This summer, OMB Peezy is set to release his new mixtape Misguided which will feature the  previously released single “Mufasa” ft. G Herbo be hosted by DJ Drama, giving the tape the  Gangsta Grillz stamp of approval. The mixtape title is centered around Peezy’s feeling that his  generation doesn’t have OG’s like they used to and that there’s a lack of education being  passed down to the youth on how to navigate life and make better choices. Through his music,  Peezy touches on the lessons he’s learned the hard way and even some of the current trials  and tribulations he’s currently working through every day. 

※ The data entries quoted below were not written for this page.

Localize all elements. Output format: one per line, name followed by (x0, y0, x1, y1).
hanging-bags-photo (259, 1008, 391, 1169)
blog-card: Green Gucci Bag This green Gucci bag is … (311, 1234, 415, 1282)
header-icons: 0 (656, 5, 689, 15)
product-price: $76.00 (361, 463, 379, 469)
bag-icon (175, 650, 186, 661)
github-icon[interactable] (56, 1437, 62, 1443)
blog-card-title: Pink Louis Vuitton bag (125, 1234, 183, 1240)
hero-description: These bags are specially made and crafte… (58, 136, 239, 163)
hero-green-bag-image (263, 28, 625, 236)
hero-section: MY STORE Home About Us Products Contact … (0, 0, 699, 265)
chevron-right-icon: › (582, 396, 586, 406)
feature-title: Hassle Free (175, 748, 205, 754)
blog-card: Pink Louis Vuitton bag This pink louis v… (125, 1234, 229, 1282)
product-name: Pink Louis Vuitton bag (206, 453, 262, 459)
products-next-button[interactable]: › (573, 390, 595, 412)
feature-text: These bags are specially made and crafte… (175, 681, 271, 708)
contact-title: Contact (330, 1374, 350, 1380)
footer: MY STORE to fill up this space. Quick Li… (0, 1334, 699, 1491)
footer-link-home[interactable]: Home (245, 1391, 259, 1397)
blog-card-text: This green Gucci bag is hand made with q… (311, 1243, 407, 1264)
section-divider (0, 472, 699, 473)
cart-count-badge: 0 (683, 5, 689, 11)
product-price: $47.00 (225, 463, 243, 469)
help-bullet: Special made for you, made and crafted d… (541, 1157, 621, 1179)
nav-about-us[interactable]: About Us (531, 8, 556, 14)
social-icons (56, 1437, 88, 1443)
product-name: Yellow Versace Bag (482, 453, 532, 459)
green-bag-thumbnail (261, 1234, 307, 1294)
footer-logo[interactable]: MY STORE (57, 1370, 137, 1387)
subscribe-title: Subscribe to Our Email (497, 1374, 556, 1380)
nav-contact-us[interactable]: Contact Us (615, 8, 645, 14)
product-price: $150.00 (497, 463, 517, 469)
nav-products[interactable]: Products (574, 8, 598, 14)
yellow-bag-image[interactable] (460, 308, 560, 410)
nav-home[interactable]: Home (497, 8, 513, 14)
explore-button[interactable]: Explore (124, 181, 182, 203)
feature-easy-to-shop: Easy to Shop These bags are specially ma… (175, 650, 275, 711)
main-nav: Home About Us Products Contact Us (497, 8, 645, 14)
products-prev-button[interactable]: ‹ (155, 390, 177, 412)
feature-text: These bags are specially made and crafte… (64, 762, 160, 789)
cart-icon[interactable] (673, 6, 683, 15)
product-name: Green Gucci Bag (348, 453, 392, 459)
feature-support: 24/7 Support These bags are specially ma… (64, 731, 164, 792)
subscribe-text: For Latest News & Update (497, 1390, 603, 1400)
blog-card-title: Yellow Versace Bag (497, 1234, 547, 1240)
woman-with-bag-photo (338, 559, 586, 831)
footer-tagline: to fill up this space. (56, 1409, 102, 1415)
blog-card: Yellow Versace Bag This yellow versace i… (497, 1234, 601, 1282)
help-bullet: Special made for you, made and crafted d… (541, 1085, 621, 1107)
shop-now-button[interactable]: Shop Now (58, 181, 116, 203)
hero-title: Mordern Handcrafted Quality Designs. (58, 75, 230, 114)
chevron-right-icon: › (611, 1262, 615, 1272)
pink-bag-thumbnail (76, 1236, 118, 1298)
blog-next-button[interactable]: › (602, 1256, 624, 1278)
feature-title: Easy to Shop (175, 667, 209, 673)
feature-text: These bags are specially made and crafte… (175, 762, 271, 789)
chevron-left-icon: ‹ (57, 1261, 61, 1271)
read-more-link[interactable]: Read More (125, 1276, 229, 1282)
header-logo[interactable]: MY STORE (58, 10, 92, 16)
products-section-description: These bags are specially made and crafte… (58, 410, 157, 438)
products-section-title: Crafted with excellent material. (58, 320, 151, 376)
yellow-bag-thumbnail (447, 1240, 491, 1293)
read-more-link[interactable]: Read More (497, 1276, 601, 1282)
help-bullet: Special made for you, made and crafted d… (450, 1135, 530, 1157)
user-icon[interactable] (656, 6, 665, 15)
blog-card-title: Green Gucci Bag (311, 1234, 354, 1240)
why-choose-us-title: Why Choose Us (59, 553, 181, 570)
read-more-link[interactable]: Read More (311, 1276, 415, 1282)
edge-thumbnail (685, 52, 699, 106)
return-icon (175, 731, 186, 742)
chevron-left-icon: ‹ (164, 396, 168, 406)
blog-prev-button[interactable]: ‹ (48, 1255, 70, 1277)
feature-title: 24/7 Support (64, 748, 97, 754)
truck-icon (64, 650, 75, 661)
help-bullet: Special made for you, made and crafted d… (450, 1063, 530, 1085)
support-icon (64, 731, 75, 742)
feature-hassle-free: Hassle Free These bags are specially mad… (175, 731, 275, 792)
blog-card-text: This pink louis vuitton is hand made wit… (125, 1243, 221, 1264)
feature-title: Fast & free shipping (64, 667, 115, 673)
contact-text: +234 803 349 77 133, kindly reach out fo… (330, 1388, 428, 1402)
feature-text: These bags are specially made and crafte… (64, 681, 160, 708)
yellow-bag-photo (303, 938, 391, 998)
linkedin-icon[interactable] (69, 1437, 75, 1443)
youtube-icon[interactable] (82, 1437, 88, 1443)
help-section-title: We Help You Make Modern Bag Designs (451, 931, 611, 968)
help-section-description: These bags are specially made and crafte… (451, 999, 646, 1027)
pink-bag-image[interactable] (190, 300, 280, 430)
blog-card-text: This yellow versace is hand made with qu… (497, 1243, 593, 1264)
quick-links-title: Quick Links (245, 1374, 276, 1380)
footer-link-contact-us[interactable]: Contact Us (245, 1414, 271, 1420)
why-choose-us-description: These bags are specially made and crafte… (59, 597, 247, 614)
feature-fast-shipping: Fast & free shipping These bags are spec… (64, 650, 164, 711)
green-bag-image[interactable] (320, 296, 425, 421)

In rap, being revered and being a legend are two different things. Being revered in hip-hop can  be a short-lived experience. People admire your ascension, loathe your reign, and applaud your  fall. En route to gaining the quick flame of fame, one might have to compromise themselves and  their story to be accepted. Yet, OMB Peezy was able to evade these hoops and hurdles by  simply relying on the truth. By recalling his life like The Gospel, “Pastor P” (as he’s known on  social media) has become a pillar in Alabama’s bubbling hip-hop scene. He’s also blazed a trail  from Mobile to Sacramento that will allow him to speak life to stories outside of music while  becoming the legend he’s destined to be. And unlike the fast feeling of being revered, to be a  legend in hip-hop is to have an everlasting life.